The tool, called Nightshade, messes up training data in ways that could cause serious damage to image-generating AI models.
A new tool lets artists add invisible changes to the pixels in their art before they upload it online so that if it’s scraped into an AI training set, it can cause the resulting model to break in chaotic and unpredictable ways.
The tool, called Nightshade, is intended as a way to fight back against AI companies that use artists’ work to train their models without the creator’s permission.
[...]
Zhao’s team also developed Glaze, a tool that allows artists to “mask” their own personal style to prevent it from being scraped by AI companies. It works in a similar way to Nightshade: by changing the pixels of images in subtle ways that are invisible to the human eye but manipulate machine-learning models to interpret the image as something different from what it actually shows.
I find it very interesting that someone went in this direction to try to find a way to mitigate plagiarism. This is very akin to adversarial attacks in neural networks (you can read more in this short review https://arxiv.org/pdf/2303.06032.pdf)
I saw some comments saying that you could just build an AI that detects poisoned images, but that wouldn't be feasible with a simple NN classifier or feature-based approaches. This technique changes the artist style itself to something the AI would see differently in the latent space, yet, visually perceived as the same image. So if you're changing to a different style the AI has learned, it's fair to assume it will be realistic and coherent. Although maaaaaaaybe you could detect poisoned images with some dark magic tho, get the targeted AI then analyze the latent space to see if the image has been tampered with
On the other hand, I think if you build more robust features and just scale the data this problems might go away with more regularization in the network. Plus, it assumes you have the target of one AI generation tool, there are a dozen of these, and if someone trains with a few more images in a cluster, that's it, you shifted the features and the poisoned images are invalid
Lol... I just read the paper, and Dr Zhao actually just wrote a research paper on why it's actually legally OK to use images to train AI. Hear me out...
He changes the 'style' of input images to corrupt the ability of image generators to mimic them, and even shows that the super majority of artists even can't tell when this happens with his program, Glaze... Style is explicitly not copywriteable in US case law, and so he just provided evidence that the data OpenAI and others use to generate images is transformative which would legally mean that it falls under fair use.

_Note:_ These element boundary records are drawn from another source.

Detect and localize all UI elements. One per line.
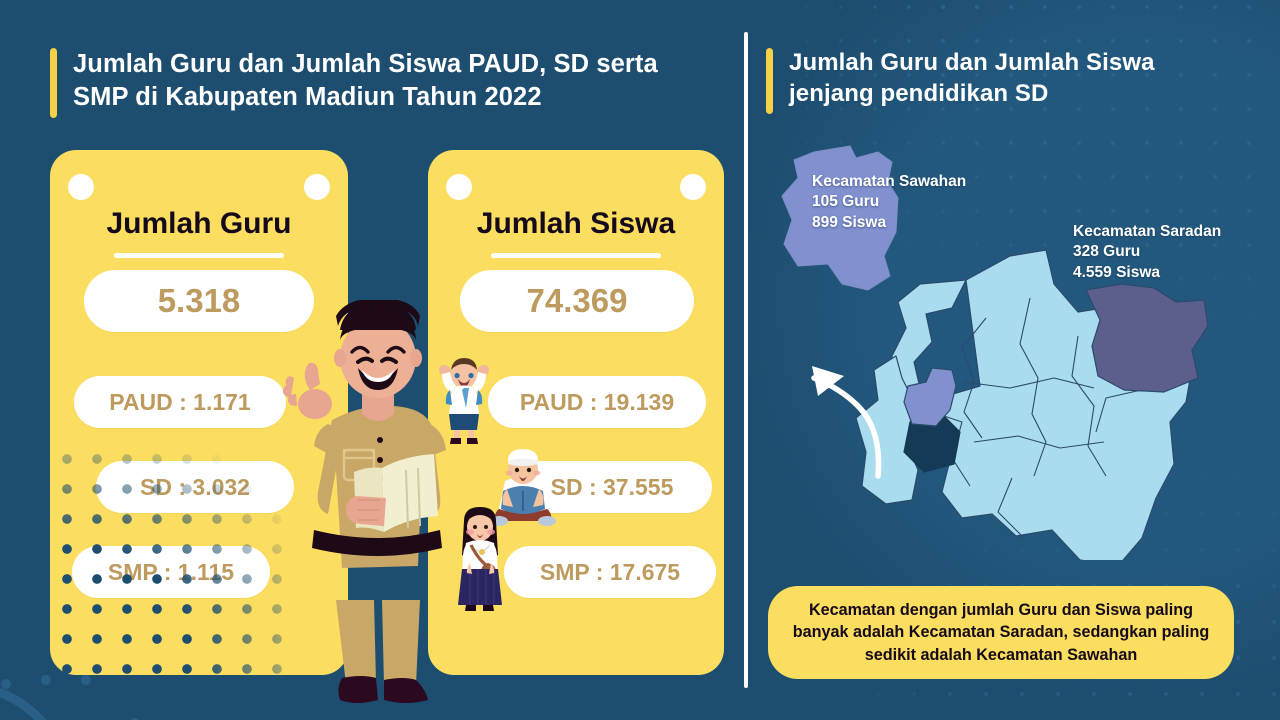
title-accent-bar bbox=[766, 48, 773, 114]
map-label-saradan: Kecamatan Saradan 328 Guru 4.559 Siswa bbox=[1073, 222, 1221, 283]
map-label-saradan-name: Kecamatan Saradan bbox=[1073, 222, 1221, 242]
card-jumlah-siswa: Jumlah Siswa 74.369 PAUD : 19.139 SD : 3… bbox=[428, 150, 724, 675]
left-panel-title: Jumlah Guru dan Jumlah Siswa PAUD, SD se… bbox=[50, 48, 710, 118]
card-siswa-total-value: 74.369 bbox=[460, 270, 694, 332]
card-guru-row-sd: SD : 3.032 bbox=[96, 461, 294, 513]
card-punch-hole-right bbox=[304, 174, 330, 200]
card-guru-row-smp: SMP : 1.115 bbox=[72, 546, 270, 598]
left-title-text: Jumlah Guru dan Jumlah Siswa PAUD, SD se… bbox=[73, 48, 710, 113]
map-label-sawahan-students: 899 Siswa bbox=[812, 213, 966, 233]
card-siswa-underline bbox=[491, 253, 661, 258]
card-siswa-heading: Jumlah Siswa bbox=[428, 207, 724, 241]
card-siswa-row-paud: PAUD : 19.139 bbox=[488, 376, 706, 428]
infographic-canvas: Jumlah Guru dan Jumlah Siswa PAUD, SD se… bbox=[0, 0, 1280, 720]
card-punch-hole-left bbox=[68, 174, 94, 200]
map-label-sawahan-teachers: 105 Guru bbox=[812, 192, 966, 212]
card-guru-underline bbox=[114, 253, 284, 258]
map-label-sawahan-name: Kecamatan Sawahan bbox=[812, 172, 966, 192]
card-siswa-row-sd: SD : 37.555 bbox=[512, 461, 712, 513]
card-guru-total-value: 5.318 bbox=[84, 270, 314, 332]
panel-divider bbox=[744, 32, 748, 688]
summary-note: Kecamatan dengan jumlah Guru dan Siswa p… bbox=[768, 586, 1234, 679]
card-punch-hole-left bbox=[446, 174, 472, 200]
right-title-text: Jumlah Guru dan Jumlah Siswa jenjang pen… bbox=[789, 48, 1236, 109]
card-guru-heading: Jumlah Guru bbox=[50, 207, 348, 241]
right-panel-title: Jumlah Guru dan Jumlah Siswa jenjang pen… bbox=[766, 48, 1236, 114]
card-jumlah-guru: Jumlah Guru 5.318 PAUD : 1.171 SD : 3.03… bbox=[50, 150, 348, 675]
card-punch-hole-right bbox=[680, 174, 706, 200]
card-guru-row-paud: PAUD : 1.171 bbox=[74, 376, 286, 428]
map-label-sawahan: Kecamatan Sawahan 105 Guru 899 Siswa bbox=[812, 172, 966, 233]
title-accent-bar bbox=[50, 48, 57, 118]
map-label-saradan-teachers: 328 Guru bbox=[1073, 242, 1221, 262]
card-siswa-row-smp: SMP : 17.675 bbox=[504, 546, 716, 598]
map-label-saradan-students: 4.559 Siswa bbox=[1073, 263, 1221, 283]
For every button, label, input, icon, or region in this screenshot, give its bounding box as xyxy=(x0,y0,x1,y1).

No idea if this would actually get argued in court, but it certainly doesn't support the idea that these image generators are stealing actual artwork.
This is already a concept in the AI world and is often used while a model is being trained specifically to make it better. I believe it's called adversarial training or something like that.

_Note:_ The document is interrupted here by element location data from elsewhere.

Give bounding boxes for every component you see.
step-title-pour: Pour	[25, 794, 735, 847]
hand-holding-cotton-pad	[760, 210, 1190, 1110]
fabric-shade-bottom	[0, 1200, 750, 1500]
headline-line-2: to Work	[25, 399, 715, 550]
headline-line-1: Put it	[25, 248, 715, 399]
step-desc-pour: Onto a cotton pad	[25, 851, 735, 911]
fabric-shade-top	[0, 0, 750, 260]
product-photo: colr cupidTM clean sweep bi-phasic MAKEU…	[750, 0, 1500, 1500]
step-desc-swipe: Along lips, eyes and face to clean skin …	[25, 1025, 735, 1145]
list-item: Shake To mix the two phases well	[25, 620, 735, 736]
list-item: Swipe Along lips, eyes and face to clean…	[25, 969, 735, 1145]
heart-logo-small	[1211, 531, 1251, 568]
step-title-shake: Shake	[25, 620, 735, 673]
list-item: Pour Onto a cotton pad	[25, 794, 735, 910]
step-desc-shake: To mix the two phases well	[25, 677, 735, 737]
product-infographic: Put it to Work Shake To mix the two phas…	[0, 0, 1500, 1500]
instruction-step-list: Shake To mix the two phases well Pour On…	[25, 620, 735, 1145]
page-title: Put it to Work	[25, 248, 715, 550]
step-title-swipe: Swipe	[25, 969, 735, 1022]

I remember in the early 2010s reading an article like this one on openai.com talking about the dangers of using AI for image search engines to moderate against unwanted content. At the time the concern was CSAM salted to prevent its detection (along with other content salted with CSAM to generate false positives).

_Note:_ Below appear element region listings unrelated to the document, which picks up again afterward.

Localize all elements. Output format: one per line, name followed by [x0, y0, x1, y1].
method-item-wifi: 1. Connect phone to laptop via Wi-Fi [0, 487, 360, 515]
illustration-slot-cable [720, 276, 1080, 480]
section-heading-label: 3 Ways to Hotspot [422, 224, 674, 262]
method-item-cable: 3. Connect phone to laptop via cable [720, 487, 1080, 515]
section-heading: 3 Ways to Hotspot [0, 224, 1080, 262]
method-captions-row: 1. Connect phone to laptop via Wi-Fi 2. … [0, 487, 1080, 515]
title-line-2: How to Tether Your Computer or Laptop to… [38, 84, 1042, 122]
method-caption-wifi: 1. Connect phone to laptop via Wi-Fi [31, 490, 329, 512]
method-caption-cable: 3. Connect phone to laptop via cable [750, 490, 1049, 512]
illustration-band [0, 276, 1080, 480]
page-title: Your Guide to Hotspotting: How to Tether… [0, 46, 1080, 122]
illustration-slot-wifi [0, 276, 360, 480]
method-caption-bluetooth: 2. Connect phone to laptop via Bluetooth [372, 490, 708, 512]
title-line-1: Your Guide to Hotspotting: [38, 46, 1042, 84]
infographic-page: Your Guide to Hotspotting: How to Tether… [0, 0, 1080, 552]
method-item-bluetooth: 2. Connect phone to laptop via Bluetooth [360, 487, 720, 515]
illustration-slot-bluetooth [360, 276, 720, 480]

My guess is since we're still training AI with pools of data-entry people who tag pictures with what they appear to be, so that AI reads more into images than their human trainers (the proverbial man inside the Iron Turk).
This is going to be an interesting technology war.
I generally don't believe in intellectual property, I think it creates artificial scarcity and limits creativity. Of course the real tragedies in this field have to do with medicine and other serious business. But still, artists claiming ownership of their style of painting is fundamentally no different. Why can't I paint in your style? Do you really own it? Are you suggesting you didn't base your idea mostly on the work of others, and no one in turn can take your idea, be inspired by it and do with it as they please? Do my means have to be a pencil, why can't my means be a computer, why not an algorythm? Limitations, limitations, limitations. We need to reform our system and make the public domain the standard for ideas (in all their forms). Society doesn't treat artists properly, I am well aware of that. Generally creative minds are often troubled because they fall outside norms. There are many tragic examples. Also money-wise many artists don't get enough credit for their contributions to society, but making every idea a restricted area is not the solution. People should support the artists they like on a voluntary basis. Pirate the album but go to concerts, pirate the artwork but donate to the artist. And if that doesn't make you enough money, that's very unfortunate. But make no mistake: that's how almost all artists live. Only the top 0.something% actually make enough money by selling their work, and that's is usually the percentile that's best at marketing their arts, in other words: it's usually the industry. The others already depend upon donations or other sources of income. We can surely keep art alive, while still removing all these artificial limitations, copying is, was and will never be in any way similar to stealing. Let freedom rule. Join your local pirate party.
Obviously this is using some bug and/or weakness in the existing training process, so couldn't they just patch the mechanism being exploited?
Or at the very least you could take a bunch of images, purposely poison them, and now you have a set of poisoned images and their non-poisoned counterparts allowing you to train another model to undo it.
Sure you've set up a speedbump but this is hardly a solution.
What a dumb solution to a problem that doesn't need a solution. The problem isn't AI, it's the lack of understanding for the tech that has people thinking AI is theft.